Quand paraît Aslan Norval [1], au printemps 1960, B. Traven n’a plus publié de roman depuis vingt ans. Celui-ci sera aussi son dernier. Le manuscrit a fait l’objet d’une présentation dans les BT-Mitteilungen (bulletin édité « à Mexico et Zurich » de janvier 1951 à avril 1960 – 36 livraisons – pour défendre l’œuvre de Traven et accessoirement réfuter toute relation entre Traven et l’ancien révolutionnaire de Munich Ret Marut). Dans le numéro 29 de fin mars 1958, on lit : « B. Traven, que beaucoup ont déjà si souvent dit mort, vient d’écrire, après une longue pause, un nouveau livre. Ce roman s’appelle Aslan Norval ; l’auteur s’y emploie à bouleverser de fond en comble le monde intellectuel rabougri, plongé dans une confusion sans remède, dans lequel nous sommes tous irrémédiablement confinés et qui s’occupe quasiment exclusivement de la guerre et de son éventualité, afin de lui donner une nouvelle direction, plus universelle que celle qui nous a aujourd’hui amenés à en être prisonniers. »

Le manuscrit navigua longtemps d’éditeur en éditeur sans être retenu. D’une part, l’allemand dans lequel il était rédigé passait pour maladroit ; d’autre part, la méfiance vis-à-vis de « nouveaux livres de Traven » était devenue générale du fait que grouillaient à cette époque toutes sortes d’imposteurs et de faussaires et que l’éditeur Kiepenheuer & Witsch venait d’annoncer deux « nouveaux livres de Traven », chose qui se révéla être une pure falsification.

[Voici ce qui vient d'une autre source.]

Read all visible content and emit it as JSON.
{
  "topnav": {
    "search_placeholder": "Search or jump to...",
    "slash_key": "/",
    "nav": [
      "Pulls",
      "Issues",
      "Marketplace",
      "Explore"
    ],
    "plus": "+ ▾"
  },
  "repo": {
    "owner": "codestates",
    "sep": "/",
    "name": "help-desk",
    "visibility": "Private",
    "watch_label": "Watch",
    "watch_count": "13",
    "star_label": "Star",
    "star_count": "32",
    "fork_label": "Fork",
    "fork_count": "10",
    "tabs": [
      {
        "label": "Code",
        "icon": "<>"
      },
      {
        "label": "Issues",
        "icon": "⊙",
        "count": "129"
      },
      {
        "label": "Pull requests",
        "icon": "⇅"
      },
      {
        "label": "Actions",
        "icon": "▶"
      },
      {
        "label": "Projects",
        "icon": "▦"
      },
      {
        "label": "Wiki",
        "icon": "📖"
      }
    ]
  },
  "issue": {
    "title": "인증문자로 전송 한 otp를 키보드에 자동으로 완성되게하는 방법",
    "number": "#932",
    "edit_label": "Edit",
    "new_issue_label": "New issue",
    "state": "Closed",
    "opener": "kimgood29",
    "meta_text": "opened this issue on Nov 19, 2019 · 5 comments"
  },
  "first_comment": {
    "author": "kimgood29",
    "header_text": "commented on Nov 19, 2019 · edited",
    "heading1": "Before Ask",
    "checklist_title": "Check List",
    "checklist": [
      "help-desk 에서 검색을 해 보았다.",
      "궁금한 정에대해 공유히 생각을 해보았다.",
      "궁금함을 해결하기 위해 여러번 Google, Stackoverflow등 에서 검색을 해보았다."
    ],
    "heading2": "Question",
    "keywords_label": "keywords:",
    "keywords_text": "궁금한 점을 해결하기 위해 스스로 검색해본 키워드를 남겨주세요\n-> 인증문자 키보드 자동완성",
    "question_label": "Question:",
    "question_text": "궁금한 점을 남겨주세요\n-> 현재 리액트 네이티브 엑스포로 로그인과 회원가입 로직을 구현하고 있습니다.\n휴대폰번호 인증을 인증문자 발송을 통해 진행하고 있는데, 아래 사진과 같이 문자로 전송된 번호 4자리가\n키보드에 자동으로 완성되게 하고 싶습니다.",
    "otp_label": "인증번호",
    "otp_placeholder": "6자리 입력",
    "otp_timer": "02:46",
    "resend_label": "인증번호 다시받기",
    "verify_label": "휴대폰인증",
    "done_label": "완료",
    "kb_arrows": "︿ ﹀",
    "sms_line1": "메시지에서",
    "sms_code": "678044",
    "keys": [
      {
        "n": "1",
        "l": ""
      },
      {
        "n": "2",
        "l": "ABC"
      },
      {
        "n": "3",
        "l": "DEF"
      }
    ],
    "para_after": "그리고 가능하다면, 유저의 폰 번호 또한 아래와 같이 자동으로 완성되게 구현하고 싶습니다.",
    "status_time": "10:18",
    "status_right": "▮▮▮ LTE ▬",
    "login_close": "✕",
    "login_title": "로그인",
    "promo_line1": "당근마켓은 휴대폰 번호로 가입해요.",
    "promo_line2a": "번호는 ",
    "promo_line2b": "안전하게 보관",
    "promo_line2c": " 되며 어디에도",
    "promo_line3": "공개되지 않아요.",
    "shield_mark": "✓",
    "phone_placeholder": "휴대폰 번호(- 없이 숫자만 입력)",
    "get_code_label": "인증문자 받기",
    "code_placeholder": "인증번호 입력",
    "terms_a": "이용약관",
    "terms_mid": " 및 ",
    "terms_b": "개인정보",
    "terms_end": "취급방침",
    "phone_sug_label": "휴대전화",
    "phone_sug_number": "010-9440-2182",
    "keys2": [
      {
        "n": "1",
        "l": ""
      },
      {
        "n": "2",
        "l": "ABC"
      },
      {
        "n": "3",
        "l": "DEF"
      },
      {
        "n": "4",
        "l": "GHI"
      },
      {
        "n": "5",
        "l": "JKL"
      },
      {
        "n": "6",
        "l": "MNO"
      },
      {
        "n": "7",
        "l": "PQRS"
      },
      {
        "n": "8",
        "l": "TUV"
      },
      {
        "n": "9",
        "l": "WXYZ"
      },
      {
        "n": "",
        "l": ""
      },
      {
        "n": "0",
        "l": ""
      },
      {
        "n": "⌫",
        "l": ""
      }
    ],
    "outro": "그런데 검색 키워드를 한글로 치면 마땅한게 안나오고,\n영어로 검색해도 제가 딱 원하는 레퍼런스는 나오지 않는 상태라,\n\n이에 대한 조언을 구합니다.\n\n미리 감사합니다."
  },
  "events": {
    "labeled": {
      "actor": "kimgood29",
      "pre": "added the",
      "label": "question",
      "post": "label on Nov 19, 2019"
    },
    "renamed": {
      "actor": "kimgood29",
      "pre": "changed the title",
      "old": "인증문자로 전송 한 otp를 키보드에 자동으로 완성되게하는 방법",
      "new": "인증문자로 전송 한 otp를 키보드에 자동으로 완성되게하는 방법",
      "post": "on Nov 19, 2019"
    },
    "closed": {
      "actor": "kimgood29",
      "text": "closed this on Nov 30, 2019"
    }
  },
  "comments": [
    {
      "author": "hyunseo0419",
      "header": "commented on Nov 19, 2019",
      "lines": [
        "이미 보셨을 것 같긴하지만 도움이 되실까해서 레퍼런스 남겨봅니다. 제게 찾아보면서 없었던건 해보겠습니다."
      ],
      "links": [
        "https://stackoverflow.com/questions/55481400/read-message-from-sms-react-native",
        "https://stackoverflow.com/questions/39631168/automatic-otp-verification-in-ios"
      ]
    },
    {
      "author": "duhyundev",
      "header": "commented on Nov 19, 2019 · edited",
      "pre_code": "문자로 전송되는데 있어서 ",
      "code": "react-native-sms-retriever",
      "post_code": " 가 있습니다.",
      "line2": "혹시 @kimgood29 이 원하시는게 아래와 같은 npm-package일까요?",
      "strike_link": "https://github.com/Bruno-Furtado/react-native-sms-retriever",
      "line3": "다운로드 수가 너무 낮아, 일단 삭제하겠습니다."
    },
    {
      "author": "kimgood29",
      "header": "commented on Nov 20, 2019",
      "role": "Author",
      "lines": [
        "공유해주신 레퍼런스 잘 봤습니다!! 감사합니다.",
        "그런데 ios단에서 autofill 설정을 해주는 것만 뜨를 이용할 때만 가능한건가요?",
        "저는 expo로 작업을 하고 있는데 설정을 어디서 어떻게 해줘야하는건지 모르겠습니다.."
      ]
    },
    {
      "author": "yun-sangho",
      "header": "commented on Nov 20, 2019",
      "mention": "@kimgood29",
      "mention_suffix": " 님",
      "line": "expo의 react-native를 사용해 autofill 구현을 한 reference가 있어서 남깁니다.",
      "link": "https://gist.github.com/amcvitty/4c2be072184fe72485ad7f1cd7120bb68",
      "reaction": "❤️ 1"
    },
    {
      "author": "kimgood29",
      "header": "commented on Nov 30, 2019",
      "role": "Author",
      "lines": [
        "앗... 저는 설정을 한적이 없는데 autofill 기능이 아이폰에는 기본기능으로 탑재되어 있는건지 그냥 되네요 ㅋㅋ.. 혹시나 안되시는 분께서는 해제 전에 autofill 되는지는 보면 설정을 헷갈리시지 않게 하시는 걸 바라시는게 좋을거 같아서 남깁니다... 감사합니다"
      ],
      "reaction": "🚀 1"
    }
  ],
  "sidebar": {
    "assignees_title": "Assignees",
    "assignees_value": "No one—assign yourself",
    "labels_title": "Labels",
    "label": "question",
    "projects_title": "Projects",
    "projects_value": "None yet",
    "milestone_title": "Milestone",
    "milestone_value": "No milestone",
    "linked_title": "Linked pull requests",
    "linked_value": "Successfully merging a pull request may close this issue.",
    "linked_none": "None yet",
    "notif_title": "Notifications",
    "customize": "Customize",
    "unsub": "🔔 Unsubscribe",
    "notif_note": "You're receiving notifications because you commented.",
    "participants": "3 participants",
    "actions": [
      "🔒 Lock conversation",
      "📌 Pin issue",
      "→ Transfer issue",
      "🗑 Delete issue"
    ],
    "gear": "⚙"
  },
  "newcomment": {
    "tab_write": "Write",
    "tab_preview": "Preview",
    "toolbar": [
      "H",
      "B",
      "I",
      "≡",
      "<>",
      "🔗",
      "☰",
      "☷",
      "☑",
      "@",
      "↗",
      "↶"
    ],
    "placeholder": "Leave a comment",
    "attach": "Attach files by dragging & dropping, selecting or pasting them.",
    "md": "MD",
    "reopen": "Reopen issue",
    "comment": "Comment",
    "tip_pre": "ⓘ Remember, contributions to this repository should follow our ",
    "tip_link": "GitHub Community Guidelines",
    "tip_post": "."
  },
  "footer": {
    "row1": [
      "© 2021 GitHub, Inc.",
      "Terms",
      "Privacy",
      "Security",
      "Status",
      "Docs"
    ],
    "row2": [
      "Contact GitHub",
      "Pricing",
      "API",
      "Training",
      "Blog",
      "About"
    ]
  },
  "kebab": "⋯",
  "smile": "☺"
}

Josef Wieder, qui était l’agent de Traven pour l’Europe depuis 1939, confia à Johannes Schönherr, ancien lecteur-réviseur de la Guilde du livre Gutenberg, le soin de remettre le manuscrit d’Aslan Norval en bon allemand.

L’action du roman se passe dans les années 1953-1954, après la guerre de Corée, et se déroule à New York et Washington. Les protagonistes en sont des Nord-Américains de la haute société. L’intrigue politico-sociale du roman tourne autour d’un fantastique projet de canal ou de voie ferrée capable de raccourcir le trafic maritime entre l’Atlantique et le Pacifique.

Ce livre, si différent par sa thématique, son sujet et sa qualité littéraire des œuvres précédentes de Traven, souleva à sa parution des doutes sur la paternité de son auteur. Traven lui-même, dans une lettre (signée de sa femme Rosa Elena Luján mais écrite en allemand), écrivit au critique suisse Max Schmid, le 9 juin 1961 : « ... Depuis des années, on accuse T. de n’avoir qu’une corde à son violon, dont il joue sans cesse jusqu’à satiété, et de présenter un monde, d’apparence très limitée, où il n’y aurait d’un côté que de pauvres Indiens, réduits en esclavage et maltraités, et des exploiteurs brutaux et des suceurs de sang de l’autre. À l’instar de tout être humain, T. a l’indéniable droit de marcher avec son temps pour ne pas rester en arrière. On devrait le louer de savoir écrire à propos d’autre chose que des prolétaires indiens qui, ici aussi (au Mexique), commencent à disparaître, même si le phénomène est bien plus lent qu’aux États-Unis ou en Europe. T. n’est ni un politicien, ni un réformateur du monde, ni un propagandiste, ni un homme de parti. C’est un conteur, et – chose qu’il a expliquée dans une revue, il y a trente ans –, il raconte de quelle manière il voit les choses, les a vues ou croit les voir. Il a écrit sous son nom d’innombrables histoires de détectives ou d’un genre proche, qui n’ont été publiées jusqu’à présent qu’en anglais et que sans doute personne, ne connaissant que ses livres, n’aurait pensé avoir été écrites par lui. Voilà qu’encore une fois il écrit un livre mettant en scène, au lieu d’Indiens esclaves martyrisés, une femme belle et intelligente qui cherche à sa façon à résoudre le problème le plus brûlant de l’actualité, la bombe atomique, et aussitôt se répand la fable que T. ne saurait, en aucun cas, avoir écrit ce livre. »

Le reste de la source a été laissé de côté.